Jésus parlait-il de l’enfer de feu ?
CERTAINS partisans de la doctrine de l’enfer de feu se basent sur les paroles de Jésus rapportées en Marc 9:48 (ou versets 44 et 46). Jésus parlait de larves (ou vers) qui ne meurent pas, ainsi que d’un feu qui ne s’éteint pas. Si l’on vous interrogeait sur le sens de cette déclaration, que répondriez-vous ?
En fonction de la version de la Bible utilisée, la personne peut vous lire le verset 44, 46 ou 48, car la formulation y est parfois identiquea. La Traduction du monde nouveau met : “ Si ton œil te fait trébucher, jette-le ; mieux vaut pour toi entrer borgne dans le royaume de Dieu que d’être jeté avec deux yeux dans la géhenne, où leur larve ne meurt pas et le feu ne s’éteint pas. ” — Marc 9:47, 48.
Cela étant, certains affirment que cette déclaration de Jésus soutient la thèse qu’après la mort, les âmes des méchants souffrent éternellement. Par exemple, dans la traduction de l’Évangile selon Marc, commenté par l’Université de Navarre, on lit : “ Dans la bouche du Seigneur, [ces mots] désignent les tourments de l’enfer. Fréquemment, ‘ le ver qui ne meurt pas ’ désigne les remords éternels qui torturent les condamnés ; et ‘ le feu qui ne s’éteint pas ’ la peine de sens, la peine corporelleb. ”
Mais comparez les paroles de Jésus au dernier verset de la prophétie d’Isaïec. N’est-il pas évident que Jésus faisait allusion au texte d’Isaïe chapitre 66 ? Dans ce passage, le prophète évoque apparemment le fait de sortir “ de Jérusalem pour se rendre dans la proche vallée de Hinnom (la géhenne), où des sacrifices humains furent pratiqués autrefois (Jér. 7:31) et qui devint finalement la décharge de la ville ”. (The Jerome Biblical Commentary.) Il est clair qu’en Isaïe 66:24, le symbolisme ne concerne pas des individus qui seraient torturés ; il est question de cadavres dans ce verset. Ce qui est décrit comme ne mourant pas, ce sont des vers — pas des humains vivants ou des âmes immortelles. Mais alors, que signifient les paroles de Jésus ?
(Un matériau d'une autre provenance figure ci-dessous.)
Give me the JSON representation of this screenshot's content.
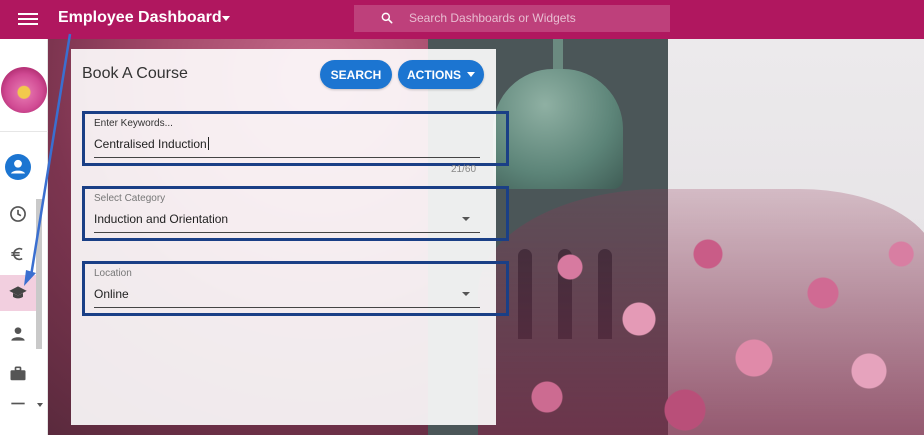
{
  "header": {
    "title": "Employee Dashboard",
    "search_placeholder": "Search Dashboards or Widgets",
    "bar_color": "#b0175f"
  },
  "sidebar": {
    "items": [
      {
        "icon": "account-circle-icon"
      },
      {
        "icon": "clock-icon"
      },
      {
        "icon": "euro-icon"
      },
      {
        "icon": "graduation-cap-icon",
        "active": true
      },
      {
        "icon": "person-icon"
      },
      {
        "icon": "briefcase-icon"
      },
      {
        "icon": "list-icon"
      }
    ]
  },
  "card": {
    "title": "Book A Course",
    "search_button": "SEARCH",
    "actions_button": "ACTIONS",
    "button_color": "#1c75d1",
    "keywords": {
      "label": "Enter Keywords...",
      "value": "Centralised Induction",
      "counter": "21/60"
    },
    "category": {
      "label": "Select Category",
      "value": "Induction and Orientation"
    },
    "location": {
      "label": "Location",
      "value": "Online"
    },
    "highlight_color": "#1a3f86"
  }
}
Remarquez le commentaire que fait un ouvrage catholique sur Marc 9:48 : “ L’expression est empruntée à Isaïe (66,24). Dans ce texte, le prophète indique deux façons dont les cadavres étaient habituellement détruits : la putréfaction et l’incinération [...]. La juxtaposition dans le texte des larves et du feu renforce l’idée de destruction [...]. Ces deux forces destructrices sont décrites comme permanentes (‘ ne s’éteint pas, ne meurt pas ’) : il est tout bonnement impossible de leur échapper. Dans cette image, les seuls survivants sont la larve et le feu — pas l’homme —, et ils détruisent tout ce qui tombe à leur merci. Il ne s’agit donc pas d’une description du tourment éternel, mais de celle d’une destruction totale qui, puisqu’elle empêche la résurrection de se produire, équivaut à la mort définitive. Ainsi, le feu symbolise la destruction totale. ” — El evangelio de Marcos. Análisis lingüístico y comentario exegético, volume II.
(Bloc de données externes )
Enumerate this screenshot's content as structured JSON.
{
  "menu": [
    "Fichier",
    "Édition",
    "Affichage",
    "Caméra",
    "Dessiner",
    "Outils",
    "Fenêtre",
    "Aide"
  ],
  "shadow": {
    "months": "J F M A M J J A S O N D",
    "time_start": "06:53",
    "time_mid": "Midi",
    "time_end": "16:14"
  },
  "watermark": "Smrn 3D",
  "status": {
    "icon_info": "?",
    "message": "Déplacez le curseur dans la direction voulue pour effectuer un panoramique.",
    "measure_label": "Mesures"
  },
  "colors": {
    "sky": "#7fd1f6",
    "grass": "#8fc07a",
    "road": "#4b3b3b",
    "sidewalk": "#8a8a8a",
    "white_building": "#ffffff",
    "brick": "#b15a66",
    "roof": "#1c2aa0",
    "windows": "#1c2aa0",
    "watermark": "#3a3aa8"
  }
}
Quiconque sait que le vrai Dieu est un Dieu d’amour et de justice devrait pouvoir se rendre compte à quel point il est raisonnable de comprendre les paroles de Jésus de cette façon. Il ne voulait pas dire que les méchants subiront un tourment éternel. En fait, les méchants s’exposent à une destruction totale pour laquelle il n’y aura pas de résurrection.
[Notes]
a Les manuscrits bibliques les plus fiables omettent les versets 44 et 46. Les biblistes reconnaissent que ces deux versets sont probablement des ajouts postérieurs. À ce sujet, M. Archibald Robertson écrit : “ Ces deux versets ne figurent pas dans les manuscrits les plus anciens et les meilleurs. Ils proviennent des classes occidentale et syrienne (byzantine). Ils constituent une simple répétition du verset 48. Par conséquent, nous omettons les versets 44 et 46, qui ne sont pas authentiques. ”
b La Bible, L’Évangile selon Saint Marc, avec les commentaires de l’Université de Navarre, Les Éditions Le Laurier, Paris, 1994, p. 144.
c “ Oui, ils sortiront et regarderont les cadavres des hommes qui commettaient des transgressions contre moi ; car les vers sur eux ne mourront pas et leur feu ne s’éteindra pas ; vraiment, ils deviendront une chose repoussante pour toute chair. ” — Is. 66:24.